The Oscars have long represented a way for the American film industry to celebrate and market its achievements.
Even when there are surprising wins, like this year’s top awards sweep by South Korean film Parasite, the Oscars tell us more about the values of the industry or what it wants to say than what might objectively be called a “best” picture or achievement.

Indeed, the optics of this year’s Oscars represented liberal “inclusion” at its peak, with Janelle Monáe and Billy Porter kicking off the show. There was also a land acknowledgment by Maori Indigenous screenplay award-winner Taika Waititi and many of the announcers were white women or people of colour — in a year of a largely white and male nominees.

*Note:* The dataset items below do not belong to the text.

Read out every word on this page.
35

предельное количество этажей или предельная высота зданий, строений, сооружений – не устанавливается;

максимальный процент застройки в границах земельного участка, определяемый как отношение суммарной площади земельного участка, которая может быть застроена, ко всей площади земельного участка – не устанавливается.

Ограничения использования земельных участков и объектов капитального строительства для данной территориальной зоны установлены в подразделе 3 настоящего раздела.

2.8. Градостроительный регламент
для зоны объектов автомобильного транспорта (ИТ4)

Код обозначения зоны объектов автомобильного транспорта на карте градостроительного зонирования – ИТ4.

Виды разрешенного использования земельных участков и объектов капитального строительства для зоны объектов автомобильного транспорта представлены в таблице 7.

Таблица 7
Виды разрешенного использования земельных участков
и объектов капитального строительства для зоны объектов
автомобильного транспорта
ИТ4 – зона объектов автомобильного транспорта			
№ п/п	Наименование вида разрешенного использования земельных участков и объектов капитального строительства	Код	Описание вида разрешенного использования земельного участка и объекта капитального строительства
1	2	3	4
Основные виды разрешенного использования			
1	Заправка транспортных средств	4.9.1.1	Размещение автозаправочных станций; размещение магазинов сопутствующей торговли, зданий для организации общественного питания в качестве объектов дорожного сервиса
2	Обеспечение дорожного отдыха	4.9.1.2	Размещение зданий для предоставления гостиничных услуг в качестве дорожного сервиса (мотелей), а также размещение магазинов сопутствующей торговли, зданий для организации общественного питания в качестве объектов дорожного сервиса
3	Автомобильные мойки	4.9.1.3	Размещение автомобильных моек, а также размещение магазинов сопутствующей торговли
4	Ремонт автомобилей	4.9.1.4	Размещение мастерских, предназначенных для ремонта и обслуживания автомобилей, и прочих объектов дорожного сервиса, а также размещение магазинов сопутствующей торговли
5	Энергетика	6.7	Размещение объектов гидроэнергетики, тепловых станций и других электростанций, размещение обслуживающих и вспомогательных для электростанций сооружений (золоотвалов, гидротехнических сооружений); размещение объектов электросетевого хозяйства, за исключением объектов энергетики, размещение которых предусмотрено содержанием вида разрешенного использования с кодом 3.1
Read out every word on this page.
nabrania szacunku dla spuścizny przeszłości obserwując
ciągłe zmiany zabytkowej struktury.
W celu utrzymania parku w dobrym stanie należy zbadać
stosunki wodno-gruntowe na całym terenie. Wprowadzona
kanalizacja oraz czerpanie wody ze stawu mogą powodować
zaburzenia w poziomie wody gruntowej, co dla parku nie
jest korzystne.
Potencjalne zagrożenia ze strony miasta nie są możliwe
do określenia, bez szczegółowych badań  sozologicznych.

Nevertheless, it was surprising that the Academy of Motion Picture Arts and Sciences snubbed Greta Gerwig in the category of best director for her film Little Women considering the movie’s critical acclaim and that Gerwig is already one of only five women ever nominated for a Best Director Oscar (for Lady Bird).

Individuals who persist Our mutual interests in researching and teaching contemporary media culture, feminism and the representation of girls and women in popular culture lead us to to ask why Little Women has been undervalued by representatives of the academy.

Gerwig’s omission from the best director category reinforces the film’s assertion that creative women are not celebrated as much as their male counterparts.

And recognition of the film in other categories shows the ways that Hollywood tends to support new retellings of classic novels that reproduce ideologies like capitalism, patriarchy and white supremacy over time, even as these ideologies shift and are cloaked anew.

Explicitly feminist take

Louisa May Alcott’s Little Women has been re-imagined by every generation since its publication. It was a Broadway play in 1912, a ballet in 1969, an opera in 1998 and has been made into dozens of television series and films.
Gerwig’s adaptation gives us perhaps the most explicitly feminist take to date on the classic novel, highlighting the value of women’s joy and labour.

The story is a perfect vessel for adaptation: it can be tweaked to take on the weight of current culture while maintaining a veneer of the past. Contemporary audiences can find inspiration in the characters’ feminist resolve while feeling safe in the knowledge that many of the struggles they face are relics of the past.

Little Women’s only 2020 Oscar win was for best costume design (Jacqueline Durran), reinforcing the nostalgia of the film’s appeal. We buy a ticket for Little Women not to leave the problems of 2020 outside the theatre, but to see them represented safely in the past.